Sicilian gauge theories and N=1 dualities

TL;DR

The paper develops a general framework to study 4d SCFTs built from non-Lagrangian sectors by extending the NSVZ beta-function and by systematically counting exactly marginal deformations. It identifies Sicilian gauge theories as N=1 mass-deformed T_N blocks arising from 6d (2,0) A_N compactifications with punctures and SU(2) Wilson lines, and verifies the holographic duals via Maldacena–Nuñez solutions. Through detailed case studies, it computes central charges and conformal-manifold dimensions, demonstrates NSVZ beta-function vanishing after deformations, and shows a universal M5-brane origin for the conformal manifold across maximal and simple puncture configurations.
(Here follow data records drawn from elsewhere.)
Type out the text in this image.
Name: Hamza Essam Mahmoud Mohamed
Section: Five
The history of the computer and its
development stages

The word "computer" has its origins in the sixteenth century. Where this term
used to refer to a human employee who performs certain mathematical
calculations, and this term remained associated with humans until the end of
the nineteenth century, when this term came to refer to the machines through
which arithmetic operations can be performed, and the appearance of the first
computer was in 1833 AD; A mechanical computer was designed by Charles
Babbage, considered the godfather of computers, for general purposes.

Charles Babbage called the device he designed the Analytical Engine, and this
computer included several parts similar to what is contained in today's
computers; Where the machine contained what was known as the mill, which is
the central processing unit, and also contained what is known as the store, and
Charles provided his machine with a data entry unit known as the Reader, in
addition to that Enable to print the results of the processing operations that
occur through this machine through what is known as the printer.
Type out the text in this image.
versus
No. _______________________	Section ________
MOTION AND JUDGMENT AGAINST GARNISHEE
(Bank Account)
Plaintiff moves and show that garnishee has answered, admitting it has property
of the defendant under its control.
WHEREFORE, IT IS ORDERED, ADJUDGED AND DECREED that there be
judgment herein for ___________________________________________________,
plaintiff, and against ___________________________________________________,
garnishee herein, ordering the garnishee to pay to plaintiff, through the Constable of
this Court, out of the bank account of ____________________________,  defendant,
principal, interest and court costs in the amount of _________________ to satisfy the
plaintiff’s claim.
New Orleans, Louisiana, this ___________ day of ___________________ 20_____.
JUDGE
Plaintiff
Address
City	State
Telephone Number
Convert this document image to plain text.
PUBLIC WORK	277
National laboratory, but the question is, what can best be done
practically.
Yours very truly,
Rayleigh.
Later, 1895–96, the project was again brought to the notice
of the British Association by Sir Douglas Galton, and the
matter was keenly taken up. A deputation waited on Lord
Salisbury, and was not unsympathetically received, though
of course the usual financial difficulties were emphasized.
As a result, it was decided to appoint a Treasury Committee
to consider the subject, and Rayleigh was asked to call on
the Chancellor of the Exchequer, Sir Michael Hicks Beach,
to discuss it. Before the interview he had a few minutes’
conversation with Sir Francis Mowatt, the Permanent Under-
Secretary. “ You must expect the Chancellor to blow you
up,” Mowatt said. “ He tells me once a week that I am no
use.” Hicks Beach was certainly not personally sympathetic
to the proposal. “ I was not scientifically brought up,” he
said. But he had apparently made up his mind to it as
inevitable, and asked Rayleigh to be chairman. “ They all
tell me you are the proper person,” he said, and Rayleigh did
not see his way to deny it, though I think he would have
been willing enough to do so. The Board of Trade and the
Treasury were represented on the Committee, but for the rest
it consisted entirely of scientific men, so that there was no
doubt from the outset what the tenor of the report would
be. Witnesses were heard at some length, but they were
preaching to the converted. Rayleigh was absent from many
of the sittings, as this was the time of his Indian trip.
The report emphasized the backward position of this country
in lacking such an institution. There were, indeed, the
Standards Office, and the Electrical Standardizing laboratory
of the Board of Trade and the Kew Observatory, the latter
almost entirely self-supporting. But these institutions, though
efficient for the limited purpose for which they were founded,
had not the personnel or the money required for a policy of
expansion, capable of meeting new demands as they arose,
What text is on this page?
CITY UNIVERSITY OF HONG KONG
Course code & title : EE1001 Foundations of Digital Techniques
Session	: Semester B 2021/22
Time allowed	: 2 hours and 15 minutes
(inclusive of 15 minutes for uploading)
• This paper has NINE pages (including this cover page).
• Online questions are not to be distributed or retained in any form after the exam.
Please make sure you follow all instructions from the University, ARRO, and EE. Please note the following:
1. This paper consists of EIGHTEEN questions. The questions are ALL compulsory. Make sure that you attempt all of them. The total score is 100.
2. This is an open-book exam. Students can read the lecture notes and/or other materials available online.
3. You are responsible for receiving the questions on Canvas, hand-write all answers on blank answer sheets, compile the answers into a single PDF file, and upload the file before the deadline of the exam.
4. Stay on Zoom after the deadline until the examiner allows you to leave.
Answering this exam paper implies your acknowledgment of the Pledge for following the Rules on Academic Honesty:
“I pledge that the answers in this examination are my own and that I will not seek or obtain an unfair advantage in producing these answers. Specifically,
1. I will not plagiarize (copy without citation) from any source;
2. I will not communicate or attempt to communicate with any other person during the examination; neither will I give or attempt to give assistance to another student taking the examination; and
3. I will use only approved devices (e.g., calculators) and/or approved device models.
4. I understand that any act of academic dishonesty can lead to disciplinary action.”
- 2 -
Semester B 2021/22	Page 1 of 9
The results provide a powerful, geometry-inspired approach to constructing and testing new non-Lagrangian SCFTs and their holographic descriptions.

Abstract

In theories without known Lagrangian descriptions, knowledge of the global symmetries is often one of the few pieces of information we have at our disposal. Gauging (part of) such global symmetries can then lead to interesting new theories, which are usually still quite mysterious. In this work, we describe a set of tools that can be used to explore the superconformal phases of these theories. In particular, we describe the contribution of such non-Lagrangian sectors to the NSVZ beta-function, and elucidate the counting of marginal deformations. We apply our techniques to N=1 theories obtained by mass deformations of the N=2 conformal theories recently found by Gaiotto. Because the basic building block of these theories is a triskelion, or trivalent vertex, we dub them "Sicilian gauge theories." We identify these N=1 theories as compactifications of the six-dimensional A_N (2,0) theory on Riemann surfaces with punctures and SU(2) Wilson lines. These theories include the holographic duals of the N=1 supergravity solutions found by Maldacena and Nunez.

Figures (6)

• Figure 1: a) The $T_N$ theory is shown as a triskelion on the left. The box with $N$ inside stands for an $\mathrm{SU}(N)$ flavor symmetry. It is obtained by wrapping $N$ M5-branes on a sphere with three maximal punctures, as shown on the right. b) A hypermultiplet in the bifundamental of $\mathrm{SU}(N)\times \mathrm{SU}(N)$ is shown as an edge with two boxes attached. It is obtained by wrapping $N$ M5-branes on a sphere with two maximal punctures and one simple puncture, denoted by $\bullet$.
• Figure 2: a) Two copies of the $T_N$ theory. b) Two copies of $T_N$ with one $\mathrm{SU}(N)$ gauge group, which couples to one from three $\mathrm{SU}(N)$ flavor symmetries for each of the $T_N$ theories. It arises from a sphere with four maximal punctures. c) One $T_N$ theory and a bifundamental multiplet. It arises from a sphere with three maximal punctures and one simple puncture.
• Figure 3: The Sicilian flag. The central symbol is a triskelion. Image taken from Wikipedia.
• Figure 4: The Sicilian gauge theory corresponding to $N$ M5-branes wrapped on a genus-$g$ Riemann surface $\Sigma_g$ without any punctures, for $g=2$. The left column shows the Sicilian diagrams, and the right column shows the corresponding degenerations of the Riemann surfaces.
• Figure 5: The Sicilian $\mathcal{T}_g$ theory in a particular S-dual frame. In this particular picture, $T_N$ blocks are emphasized as triangles, and numbered. The combination $Y = J^{(1)} - J^{(2)} + J^{(3)} - J^{(4)} + \dots$, where each $J^{(a)}$ term is the $\mathrm{U}(1)$ flavor symmetry of a $T_N$ theory, is the anomaly free $\mathrm{U}(1)_F$.